Nyaman tanpa iklan. Langganan BisnisPro

Kawasan Batik Trusmi Sarat Budaya Tapi Tak Dikelola Sebaik Malioboro

Kawasan Trusmi sejatinya adalah jantung batik Cirebon. Hampir setiap rumah menjadi showroom, tempat membatik, atau toko oleh-oleh.
Kawasan sentra batik Trusmi, Kabupaten Cirebon/Bisnis
Kawasan sentra batik Trusmi, Kabupaten Cirebon/Bisnis

Bisnis.com, CIREBON - Kawasan Batik Trusmi di Kabupaten Cirebon masih jauh dari mimpi menjadi Malioboro kedua. Trotoarnya disesaki pedagang kaki lima, kabel utilitas menjuntai semrawut, dan badan jalan beraspal tambal sulam yang memantulkan getir harapan warga. 

Kawasan Trusmi, tepatnya di Desa Trusmi Wetan dan Trusmi Kulon, Kecamatan Plered, sejatinya adalah jantung batik Cirebon. Hampir setiap rumah menjadi showroom, tempat membatik, atau toko oleh-oleh. Tapi kondisi lingkungannya justru jauh dari representasi budaya adiluhung yang mereka jual.

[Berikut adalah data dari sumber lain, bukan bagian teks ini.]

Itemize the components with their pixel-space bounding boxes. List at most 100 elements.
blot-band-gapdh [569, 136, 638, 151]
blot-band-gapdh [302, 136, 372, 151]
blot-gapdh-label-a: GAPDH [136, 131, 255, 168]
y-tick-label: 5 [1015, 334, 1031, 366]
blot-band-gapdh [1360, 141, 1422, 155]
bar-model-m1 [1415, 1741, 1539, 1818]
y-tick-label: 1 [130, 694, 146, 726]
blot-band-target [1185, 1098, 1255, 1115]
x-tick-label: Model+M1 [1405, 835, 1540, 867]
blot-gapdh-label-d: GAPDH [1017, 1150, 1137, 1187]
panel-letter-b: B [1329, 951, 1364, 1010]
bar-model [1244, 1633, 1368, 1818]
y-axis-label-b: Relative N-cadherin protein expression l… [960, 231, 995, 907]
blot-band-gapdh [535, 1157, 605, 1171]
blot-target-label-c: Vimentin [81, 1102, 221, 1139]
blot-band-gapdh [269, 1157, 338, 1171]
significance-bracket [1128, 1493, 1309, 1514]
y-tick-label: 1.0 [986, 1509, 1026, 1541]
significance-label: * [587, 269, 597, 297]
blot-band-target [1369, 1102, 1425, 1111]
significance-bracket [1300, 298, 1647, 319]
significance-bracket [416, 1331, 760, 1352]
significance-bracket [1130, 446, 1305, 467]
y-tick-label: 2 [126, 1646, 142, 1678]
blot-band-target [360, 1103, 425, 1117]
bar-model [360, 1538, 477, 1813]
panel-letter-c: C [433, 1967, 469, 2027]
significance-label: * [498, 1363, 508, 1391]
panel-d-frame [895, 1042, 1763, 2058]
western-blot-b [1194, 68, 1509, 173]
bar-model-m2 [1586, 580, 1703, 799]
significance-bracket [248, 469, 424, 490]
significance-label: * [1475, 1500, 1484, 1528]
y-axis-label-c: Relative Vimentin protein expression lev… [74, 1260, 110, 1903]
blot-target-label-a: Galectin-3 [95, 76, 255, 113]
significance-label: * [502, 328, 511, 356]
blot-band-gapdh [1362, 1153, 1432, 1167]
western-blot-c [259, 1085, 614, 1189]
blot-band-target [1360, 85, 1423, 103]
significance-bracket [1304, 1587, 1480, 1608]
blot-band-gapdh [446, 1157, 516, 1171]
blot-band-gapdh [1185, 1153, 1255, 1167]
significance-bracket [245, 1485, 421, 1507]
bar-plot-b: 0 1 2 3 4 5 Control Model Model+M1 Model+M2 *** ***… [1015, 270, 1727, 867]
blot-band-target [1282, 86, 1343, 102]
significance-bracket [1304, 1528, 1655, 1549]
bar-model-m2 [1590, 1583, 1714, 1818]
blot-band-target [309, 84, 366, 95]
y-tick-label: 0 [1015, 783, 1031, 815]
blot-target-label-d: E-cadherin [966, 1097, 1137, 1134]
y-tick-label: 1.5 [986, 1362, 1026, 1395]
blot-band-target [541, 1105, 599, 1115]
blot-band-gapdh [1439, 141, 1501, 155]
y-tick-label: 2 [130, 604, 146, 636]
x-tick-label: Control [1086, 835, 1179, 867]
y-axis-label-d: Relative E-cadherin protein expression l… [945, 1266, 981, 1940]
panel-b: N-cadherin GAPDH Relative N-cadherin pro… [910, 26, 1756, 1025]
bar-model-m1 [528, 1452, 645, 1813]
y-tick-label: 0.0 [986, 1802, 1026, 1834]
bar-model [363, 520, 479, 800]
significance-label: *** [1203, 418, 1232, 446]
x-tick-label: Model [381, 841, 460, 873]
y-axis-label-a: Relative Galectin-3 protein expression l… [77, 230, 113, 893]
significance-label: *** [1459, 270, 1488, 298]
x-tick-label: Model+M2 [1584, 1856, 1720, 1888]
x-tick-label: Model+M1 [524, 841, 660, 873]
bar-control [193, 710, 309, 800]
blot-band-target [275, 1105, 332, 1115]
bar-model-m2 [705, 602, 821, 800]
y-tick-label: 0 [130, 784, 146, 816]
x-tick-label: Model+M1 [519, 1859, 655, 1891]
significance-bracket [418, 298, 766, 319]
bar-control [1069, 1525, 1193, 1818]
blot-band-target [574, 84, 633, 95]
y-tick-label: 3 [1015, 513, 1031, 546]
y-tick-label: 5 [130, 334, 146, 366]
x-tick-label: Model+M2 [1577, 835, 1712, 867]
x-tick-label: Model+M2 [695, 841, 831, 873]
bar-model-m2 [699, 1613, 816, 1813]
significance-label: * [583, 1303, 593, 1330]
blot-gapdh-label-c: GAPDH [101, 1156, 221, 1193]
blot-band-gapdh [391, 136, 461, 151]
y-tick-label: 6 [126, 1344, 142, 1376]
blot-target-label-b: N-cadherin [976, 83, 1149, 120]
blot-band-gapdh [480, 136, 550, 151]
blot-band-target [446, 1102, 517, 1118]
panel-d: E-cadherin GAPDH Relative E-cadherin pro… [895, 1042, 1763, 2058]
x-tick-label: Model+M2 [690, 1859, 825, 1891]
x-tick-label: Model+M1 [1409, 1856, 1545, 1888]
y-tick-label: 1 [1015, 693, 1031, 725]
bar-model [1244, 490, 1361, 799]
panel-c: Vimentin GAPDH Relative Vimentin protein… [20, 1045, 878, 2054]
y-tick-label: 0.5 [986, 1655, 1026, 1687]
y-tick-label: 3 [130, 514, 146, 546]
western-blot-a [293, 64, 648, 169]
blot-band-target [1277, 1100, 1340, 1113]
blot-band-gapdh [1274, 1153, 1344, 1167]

Alih-alih kawasan wisata tertib dan nyaman, Trusmi menyerupai pasar darurat. Kabel utilitas menjuntai rendah dari tiang ke tiang, menjalar ke ruko-ruko bak akar di udara. Trotoar habis terokupasi lapak, sepeda motor parkir sembarangan, sementara pejalan kaki berjalan menepi ke bahu jalan yang rusak.

Wacana menjadikan Kawasan Batik Trusmi sebagai Malioboronya Cirebon bukan hal baru. Bahkan sejak 2012, Pemerintah Kabupaten Cirebon pernah menggagas revitalisasi kawasan ini. 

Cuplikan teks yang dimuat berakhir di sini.